— И нужно попить кофейку. — По привычке Потап потянулся рукой к селектору, указательный палец замер в миллиметре над клавишей. — Ах ты, Римма, как же так? — Потап поднялся с кресла, снял замки с дверей набранным кодом на клавиатуре, прошёл в приёмную. В предвкушении Потап уже ощущал аромат капучино или эспрессо или что там ещё готовила Римма, но кофеварки на прежнем месте не оказалось. Он прошёлся глазами по полкам, по тумбе, по столу. «Неужели кто-то успел увести к себе домой. Но кто мог зайти?» Потап подошёл к книгам на полках, из лотка принтера в боковое зрение втиснулся лист, обрамлением напоминавший пчелиную раскраску. Глаза непроизвольно пробежались по короткому тексту и замерли, через секунду вернулись в начало.
Потап не верил тому, что прочёл: кто такое мог прислать? Он ещё раз глазами пробежался по строчкам. От слов «на ферму из собственного мяса» ему стало нехорошо. Потап вздрогнул и огляделся. Ему показалось, что кто-то очень тихо произнёс: «И тебя ждёт это». Пальцы дрогнули, отпустили лист. Это был детский шёпот откуда-то сверху очень знакомый Потапу: невообразимая печаль запала в душу, слеза едва не навернулась на нижнем веке. Потап тяжело сглотнул, медленной поступью прошёлся вдоль стен, осматривая углы потолка: «Нет. Померещилось». Он вернулся к принтеру, решил ещё раз прочесть присланное на листе. Мелкими цифрами в правом нижнем углу отмечена страница — шестьсот шестьдесят шесть. Потап застыл, вспоминая, как два года назад он сидел с Альбертом в ресторане после подписания договоров по введению на рынок нового лекарственного препарата, который должен заставить раковые клетки вечно мутировать внутри себя, не затрагивая новые здоровые клетки. Иными словами, заставить рак если не погибать, то всё время бороться за выживание с собственной мутацией, которая вокруг себя склеивает все сосуды, этим оставляя себя без питания. С таким раком, запертым в собственные рамки, можно прожить почти полную жизнь. Профессор не знал, что в одном человеке — походившим на англичанина с острым носом, полностью седовласым, в чёрных очках как у слепого и в клетчатом сером костюме — Потап узнал типа, который фигурировал в одном таинственном деле у своего хорошего знакомого — частного детектива Алекса Маккайва. Алексей Макеев когда-то служил в органах, до этого успел приобрести профессию хирурга, проработав два года. После войны в Чечне он уехал жить в Соединённые Штаты, где взял имя Алекс Маккайв и занялся медицинской деятельностью. Переехать вновь в Россию его заставило судебное разбирательство против него самого.

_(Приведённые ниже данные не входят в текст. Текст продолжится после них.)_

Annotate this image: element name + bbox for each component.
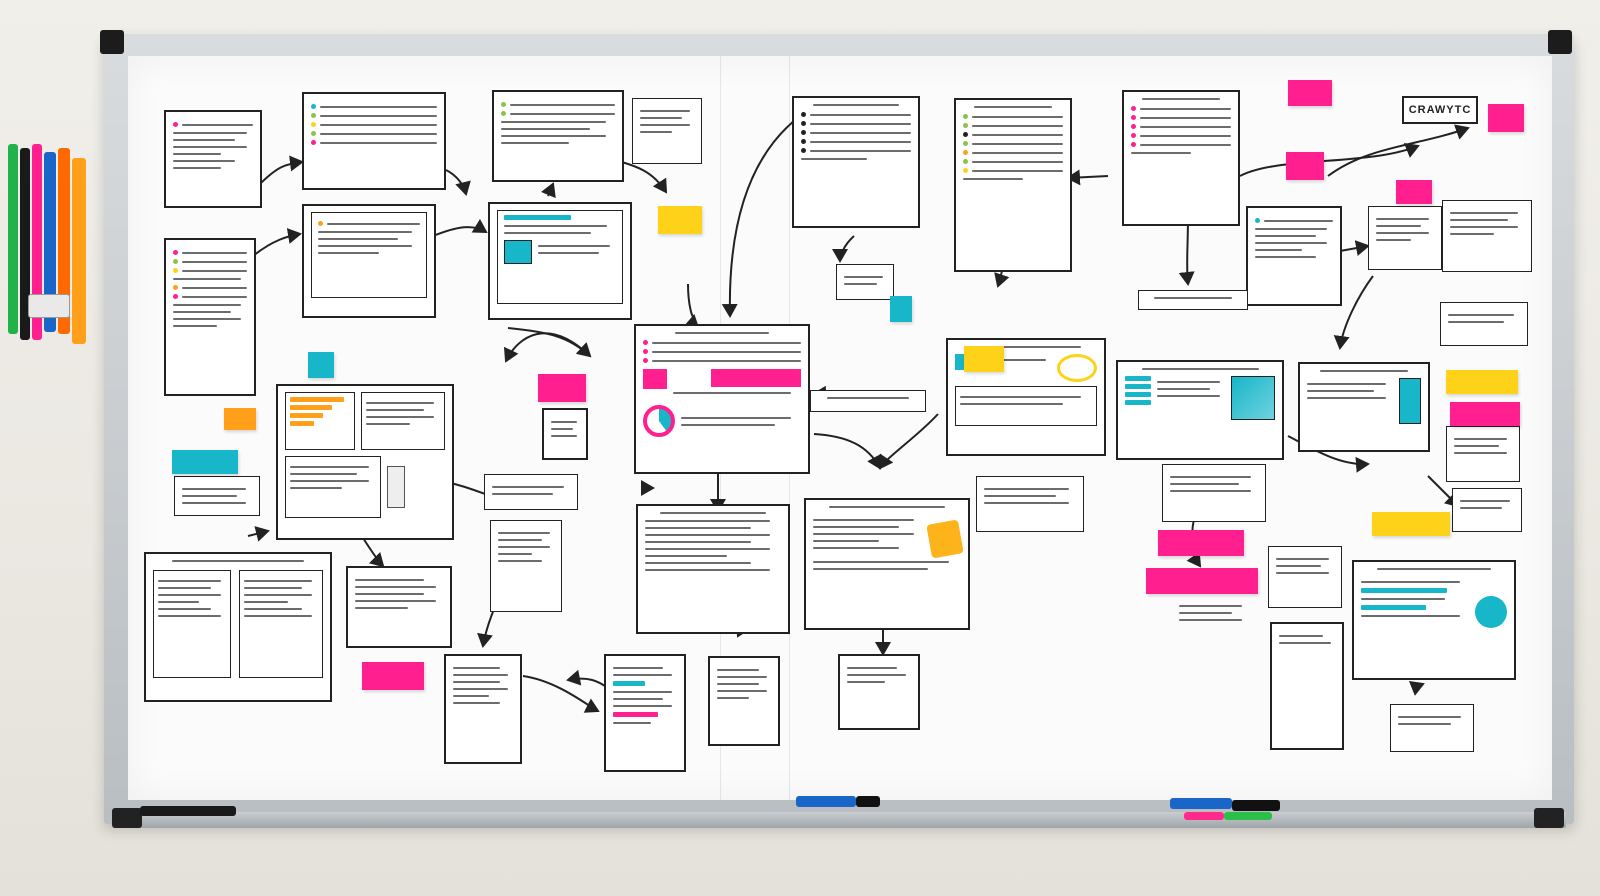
flowchart-card <box>1352 560 1516 680</box>
sticky-note <box>1488 104 1524 132</box>
flowchart-card <box>1138 290 1248 310</box>
blue-marker[interactable] <box>1170 798 1232 809</box>
marker-cap <box>856 796 880 807</box>
eraser[interactable] <box>140 806 236 816</box>
flowchart-card <box>1162 464 1266 522</box>
flowchart-card <box>1116 360 1284 460</box>
flowchart-card <box>488 202 632 320</box>
sticky-note <box>224 408 256 430</box>
flowchart-card <box>302 92 446 190</box>
flowchart-card <box>1368 206 1442 270</box>
green-marker[interactable] <box>1224 812 1272 820</box>
pen[interactable] <box>8 144 18 334</box>
flowchart-card <box>1390 704 1474 752</box>
flowchart-card <box>1172 594 1254 644</box>
sticky-note <box>658 206 702 234</box>
sticky-note <box>1146 568 1258 594</box>
frame-corner <box>1548 30 1572 54</box>
sticky-note <box>538 374 586 402</box>
sticky-note <box>1450 402 1520 426</box>
sticky-note <box>308 352 334 378</box>
flowchart-card <box>954 98 1072 272</box>
chart-icon <box>926 519 964 559</box>
flowchart-card <box>1298 362 1430 452</box>
pen[interactable] <box>72 158 86 344</box>
pie-chart-icon <box>1475 596 1507 628</box>
flowchart-card <box>492 90 624 182</box>
flowchart-card <box>484 474 578 510</box>
blue-marker[interactable] <box>796 796 856 807</box>
flowchart-card <box>1268 546 1342 608</box>
flowchart-card <box>1440 302 1528 346</box>
tray-end-cap <box>112 808 142 828</box>
whiteboard-surface: CRAWYTC <box>128 56 1552 800</box>
document-icon <box>1231 376 1275 420</box>
sticky-note <box>1396 180 1432 204</box>
sticky-note <box>1286 152 1324 180</box>
sticky-note <box>1158 530 1244 556</box>
flowchart-card <box>444 654 522 764</box>
flowchart-card <box>632 98 702 164</box>
board-title-label: CRAWYTC <box>1402 96 1478 124</box>
flowchart-card <box>1446 426 1520 482</box>
flowchart-card <box>604 654 686 772</box>
sticky-note <box>964 346 1004 372</box>
marker-holder <box>4 144 92 350</box>
document-icon <box>1057 354 1097 382</box>
flowchart-card <box>636 504 790 634</box>
flowchart-card <box>1246 206 1342 306</box>
flowchart-card <box>276 384 454 540</box>
flowchart-card <box>810 390 926 412</box>
flowchart-card <box>838 654 920 730</box>
flowchart-card <box>144 552 332 702</box>
sticky-note <box>890 296 912 322</box>
sticky-note <box>172 450 238 474</box>
flowchart-card <box>302 204 436 318</box>
flowchart-card <box>1122 90 1240 226</box>
flowchart-card <box>1442 200 1532 272</box>
holder-clip <box>28 294 70 318</box>
black-marker[interactable] <box>1232 800 1280 811</box>
flowchart-card <box>792 96 920 228</box>
pie-chart-icon <box>643 405 675 437</box>
flowchart-card <box>804 498 970 630</box>
sticky-note <box>1446 370 1518 394</box>
flowchart-card <box>1270 622 1344 750</box>
book-icon <box>387 466 405 508</box>
flowchart-card <box>836 264 894 300</box>
flowchart-card <box>490 520 562 612</box>
flowchart-card <box>542 408 588 460</box>
flowchart-card <box>1452 488 1522 532</box>
sticky-note <box>1288 80 1332 106</box>
flowchart-card <box>164 238 256 396</box>
frame-corner <box>100 30 124 54</box>
tray-end-cap <box>1534 808 1564 828</box>
marker-tray <box>116 812 1566 828</box>
flowchart-card <box>708 656 780 746</box>
pink-marker[interactable] <box>1184 812 1224 820</box>
flowchart-card <box>174 476 260 516</box>
sticky-note <box>362 662 424 690</box>
sticky-note <box>1372 512 1450 536</box>
flowchart-card <box>346 566 452 648</box>
flowchart-card <box>164 110 262 208</box>
flowchart-card <box>976 476 1084 532</box>
flowchart-card <box>634 324 810 474</box>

— Представляешь, — рассказывал Алексей Макеев Потапу, — спасая их четырнадцатилетнюю дочь от неминуемой гибели, успокаивая, я положил ладонь на её плечо. А через месяц за мной приехали. Родители девочки подали на меня иск за то прикосновение. Эти твари хотели от меня денег. Много денег. Иначе мне светило лет так пятнадцать, а то и выше. Если бы не наш консул, которого я лично хорошо знал… — Алекс посмотрел на рюмку с водкой, зажатую в пальцах. — И водка наша лучше, чем их вонючий виски. И люди наши… они наши, нормальные. И страна… она наша, и мы должны жить здесь. Наша — Русь.